Yes straight men will have a variety of reactions if they have sexual relations with another man unbenosted to them.
Suicide is one, murder another.
I’d love to hear the opinions of the other tranny semiregulars here. What is the extent of our moral obligation to prevent suicide by the people we sleep with? Should we look for red flags that might indicate instability or sensitivity? Should we ask questions designed to ferret out suicidal ideation or a history of severe depression? Should we make sure that our tricks have therapeutic and support resources available to them? Should we at least make sure they’re connected to the local suicide hotline? If they seem especially upset, should we alert the authorities? If we learn that a one-night-stand has ended his or her life after sleeping with us, should we turn ourselves into the police?
Should transgender organizations form committees focused on preventing Post-Tranny-Nookie self-harm? Should they release statements or create public-service announcements about the dangers of sleeping with transsexuals? If so, how best to phrase them? Should the medical and psychiatric community pay greater attention to PTN Syndrome? Since this issue is clearly all about the secret penis, is this an issue that should be dealt with by transwomen alone, or are the transmen who certainly do not have penises also implicated in the plague of PTN deaths?
Seriously, though. Tarn said this in comments:
Yep, and it’s the minority group (queer, trans whatever) on whom the burden of disclosure gets placed. Assuming the safety and intimacy issues away, do you think there should be a reasonable the expectation for trans people to disclose in order to accomdate the potential views of partners?
I’d like to hear from all of you. I tend to concentrate on two factors that are not exactly moral: personal safety and the potential for intimacy. Personally, I feel much safer disclosing beforehand. It’s also well-nigh impossible to do the things I like to do without disclosing. I also feel as though not being out as transsexual to my partners involves hiding a lot of my life, personality, and identity. It makes intimacy on my terms more difficult. I realize that this might change as my life moves forward. The extent to which I feel comfortable outing myself to casual acquaintances has already changed a great deal. However, I also require a certain amount of distance from being seen as only transsexual or primarily transsexual. I feel at least as uncomfortable being dated by someone I see as a fetishizer. This is why I no longer date in circles oriented around transgender people.

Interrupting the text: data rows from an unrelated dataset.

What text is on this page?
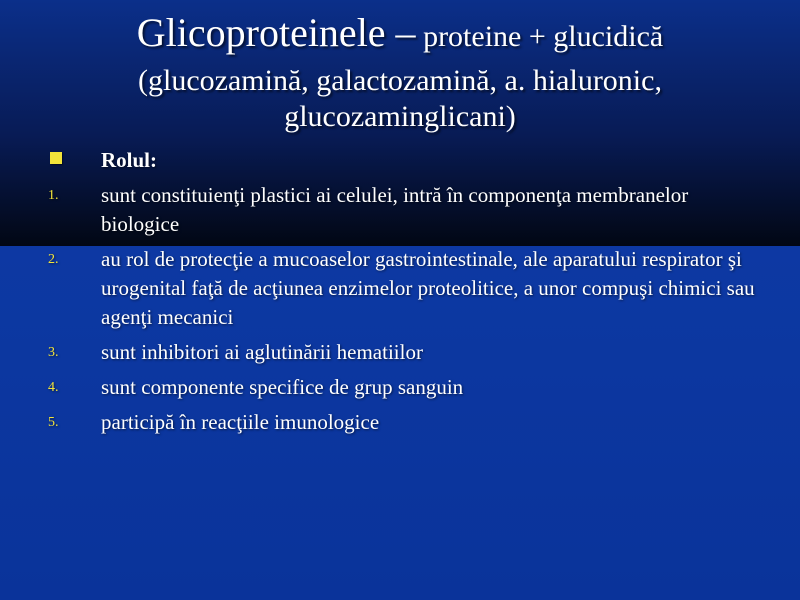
Glicoproteinele – proteine + glucidică
(glucozamină, galactozamină, a. hialuronic,
glucozaminglicani)
Rolul:
1. sunt constituienţi plastici ai celulei, intră în componenţa membranelor biologice
2. au rol de protecţie a mucoaselor gastrointestinale, ale aparatului respirator şi urogenital faţă de acţiunea enzimelor proteolitice, a unor compuşi chimici sau agenţi mecanici
3. sunt inhibitori ai aglutinării hematiilor
4. sunt componente specifice de grup sanguin
5. participă în reacţiile imunologice
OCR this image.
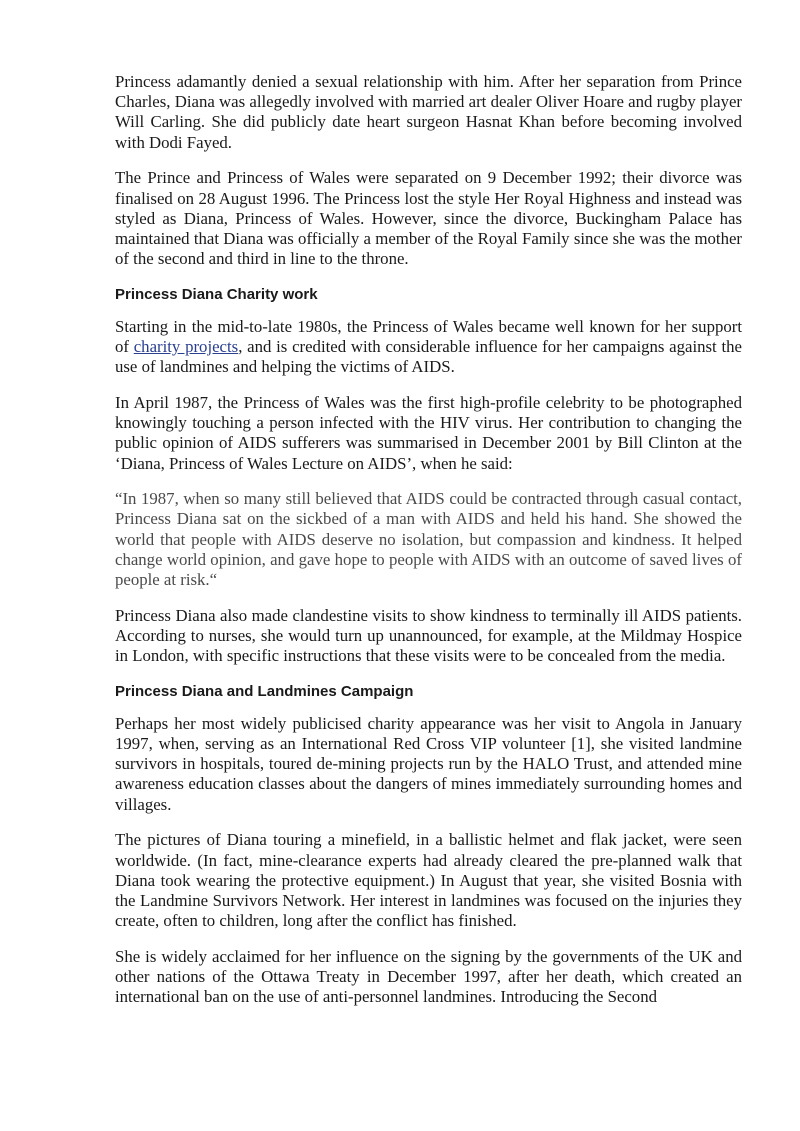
Princess adamantly denied a sexual relationship with him. After her separation from Prince Charles, Diana was allegedly involved with married art dealer Oliver Hoare and rugby player Will Carling. She did publicly date heart surgeon Hasnat Khan before becoming involved with Dodi Fayed.

The Prince and Princess of Wales were separated on 9 December 1992; their divorce was finalised on 28 August 1996. The Princess lost the style Her Royal Highness and instead was styled as Diana, Princess of Wales. However, since the divorce, Buckingham Palace has maintained that Diana was officially a member of the Royal Family since she was the mother of the second and third in line to the throne.

Princess Diana Charity work

Starting in the mid-to-late 1980s, the Princess of Wales became well known for her support of charity projects, and is credited with considerable influence for her campaigns against the use of landmines and helping the victims of AIDS.

In April 1987, the Princess of Wales was the first high-profile celebrity to be photographed knowingly touching a person infected with the HIV virus. Her contribution to changing the public opinion of AIDS sufferers was summarised in December 2001 by Bill Clinton at the ‘Diana, Princess of Wales Lecture on AIDS’, when he said:

“In 1987, when so many still believed that AIDS could be contracted through casual contact, Princess Diana sat on the sickbed of a man with AIDS and held his hand. She showed the world that people with AIDS deserve no isolation, but compassion and kindness. It helped change world opinion, and gave hope to people with AIDS with an outcome of saved lives of people at risk.“

Princess Diana also made clandestine visits to show kindness to terminally ill AIDS patients. According to nurses, she would turn up unannounced, for example, at the Mildmay Hospice in London, with specific instructions that these visits were to be concealed from the media.

Princess Diana and Landmines Campaign

Perhaps her most widely publicised charity appearance was her visit to Angola in January 1997, when, serving as an International Red Cross VIP volunteer [1], she visited landmine survivors in hospitals, toured de-mining projects run by the HALO Trust, and attended mine awareness education classes about the dangers of mines immediately surrounding homes and villages.

The pictures of Diana touring a minefield, in a ballistic helmet and flak jacket, were seen worldwide. (In fact, mine-clearance experts had already cleared the pre-planned walk that Diana took wearing the protective equipment.) In August that year, she visited Bosnia with the Landmine Survivors Network. Her interest in landmines was focused on the injuries they create, often to children, long after the conflict has finished.

She is widely acclaimed for her influence on the signing by the governments of the UK and other nations of the Ottawa Treaty in December 1997, after her death, which created an international ban on the use of anti-personnel landmines. Introducing the Second
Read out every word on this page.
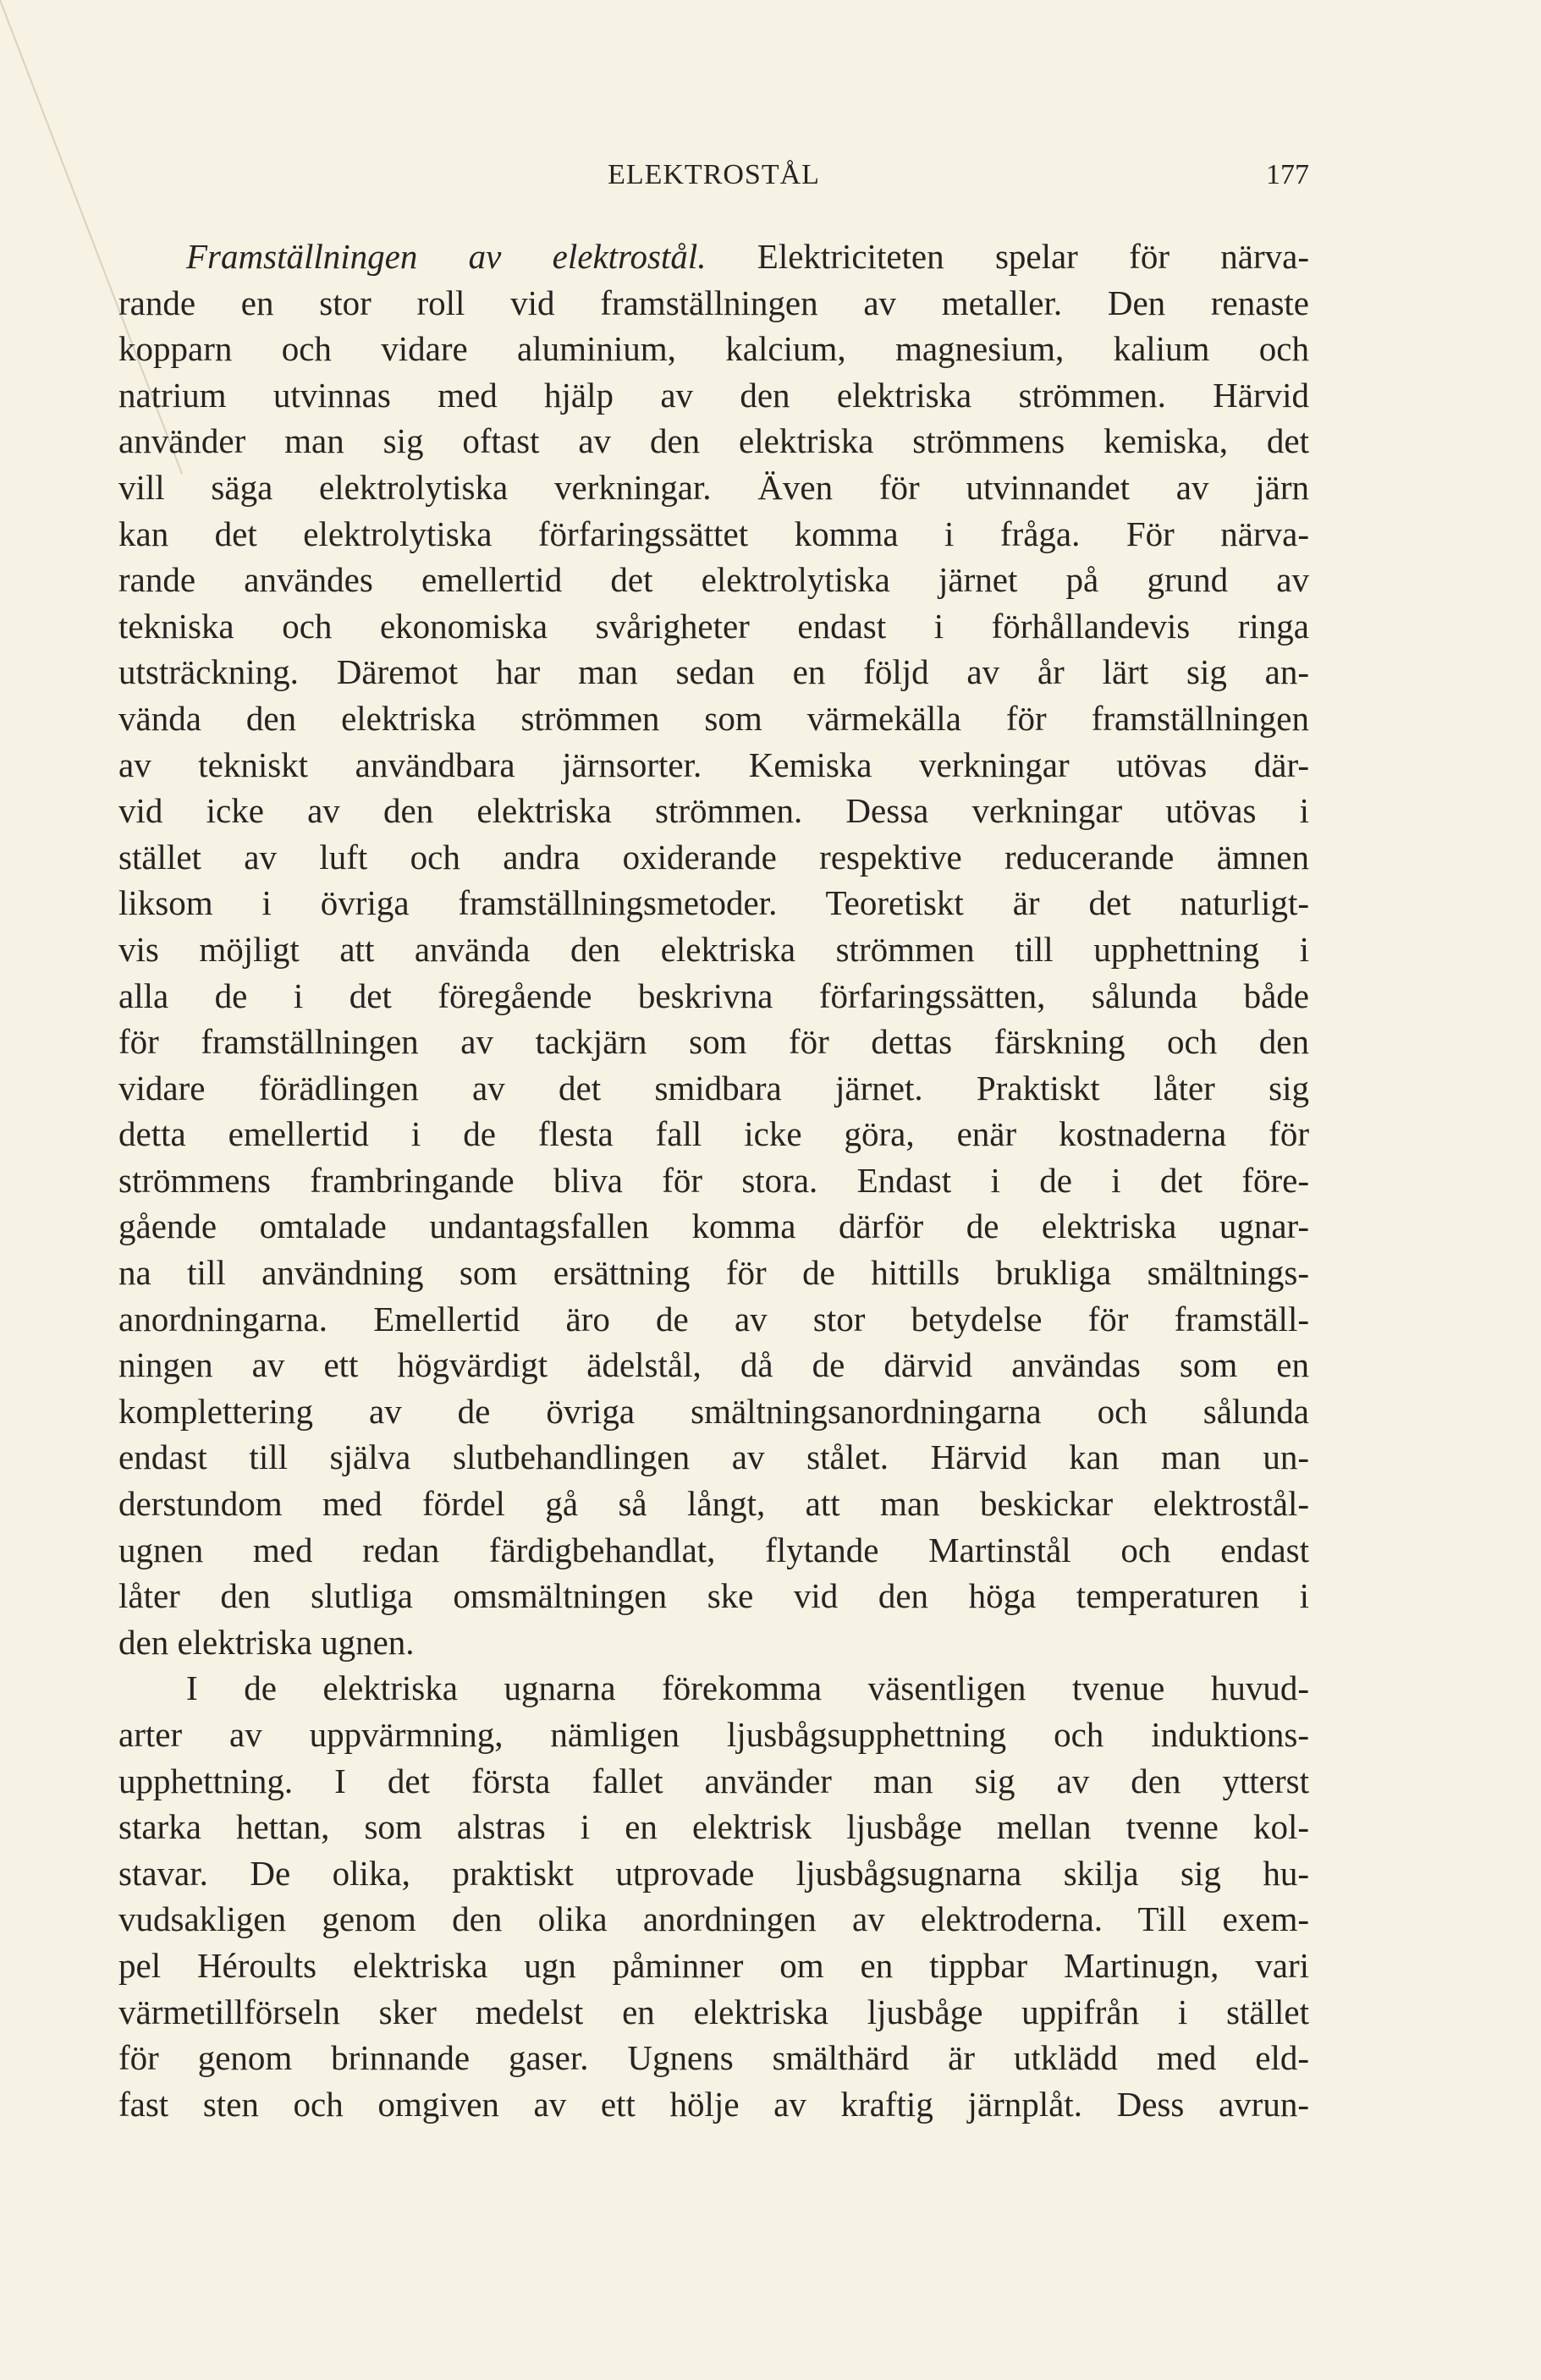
ELEKTROSTÅL	177
Framställningen av elektrostål. Elektriciteten spelar för närva-
rande en stor roll vid framställningen av metaller. Den renaste
kopparn och vidare aluminium, kalcium, magnesium, kalium och
natrium utvinnas med hjälp av den elektriska strömmen. Härvid
använder man sig oftast av den elektriska strömmens kemiska, det
vill säga elektrolytiska verkningar. Även för utvinnandet av järn
kan det elektrolytiska förfaringssättet komma i fråga. För närva-
rande användes emellertid det elektrolytiska järnet på grund av
tekniska och ekonomiska svårigheter endast i förhållandevis ringa
utsträckning. Däremot har man sedan en följd av år lärt sig an-
vända den elektriska strömmen som värmekälla för framställningen
av tekniskt användbara järnsorter. Kemiska verkningar utövas där-
vid icke av den elektriska strömmen. Dessa verkningar utövas i
stället av luft och andra oxiderande respektive reducerande ämnen
liksom i övriga framställningsmetoder. Teoretiskt är det naturligt-
vis möjligt att använda den elektriska strömmen till upphettning i
alla de i det föregående beskrivna förfaringssätten, sålunda både
för framställningen av tackjärn som för dettas färskning och den
vidare förädlingen av det smidbara järnet. Praktiskt låter sig
detta emellertid i de flesta fall icke göra, enär kostnaderna för
strömmens frambringande bliva för stora. Endast i de i det före-
gående omtalade undantagsfallen komma därför de elektriska ugnar-
na till användning som ersättning för de hittills brukliga smältnings-
anordningarna. Emellertid äro de av stor betydelse för framställ-
ningen av ett högvärdigt ädelstål, då de därvid användas som en
komplettering av de övriga smältningsanordningarna och sålunda
endast till själva slutbehandlingen av stålet. Härvid kan man un-
derstundom med fördel gå så långt, att man beskickar elektrostål-
ugnen med redan färdigbehandlat, flytande Martinstål och endast
låter den slutliga omsmältningen ske vid den höga temperaturen i
den elektriska ugnen.
I de elektriska ugnarna förekomma väsentligen tvenue huvud-
arter av uppvärmning, nämligen ljusbågsupphettning och induktions-
upphettning. I det första fallet använder man sig av den ytterst
starka hettan, som alstras i en elektrisk ljusbåge mellan tvenne kol-
stavar. De olika, praktiskt utprovade ljusbågsugnarna skilja sig hu-
vudsakligen genom den olika anordningen av elektroderna. Till exem-
pel Héroults elektriska ugn påminner om en tippbar Martinugn, vari
värmetillförseln sker medelst en elektriska ljusbåge uppifrån i stället
för genom brinnande gaser. Ugnens smälthärd är utklädd med eld-
fast sten och omgiven av ett hölje av kraftig järnplåt. Dess avrun-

I understand that all of these factors might influence other transpeople to make very different decisions about disclosure and sexual practice. If you don’t mind sharing, I’m interested to hear your preferences and the reasoning behind them. Feel free to go off on a tangent on any relationship-related issue: orientation, romantic milieux focused primarily on transpeople and those who want them, dating “stealth,” casual vs. long-term relationships, changes over transition, and so on.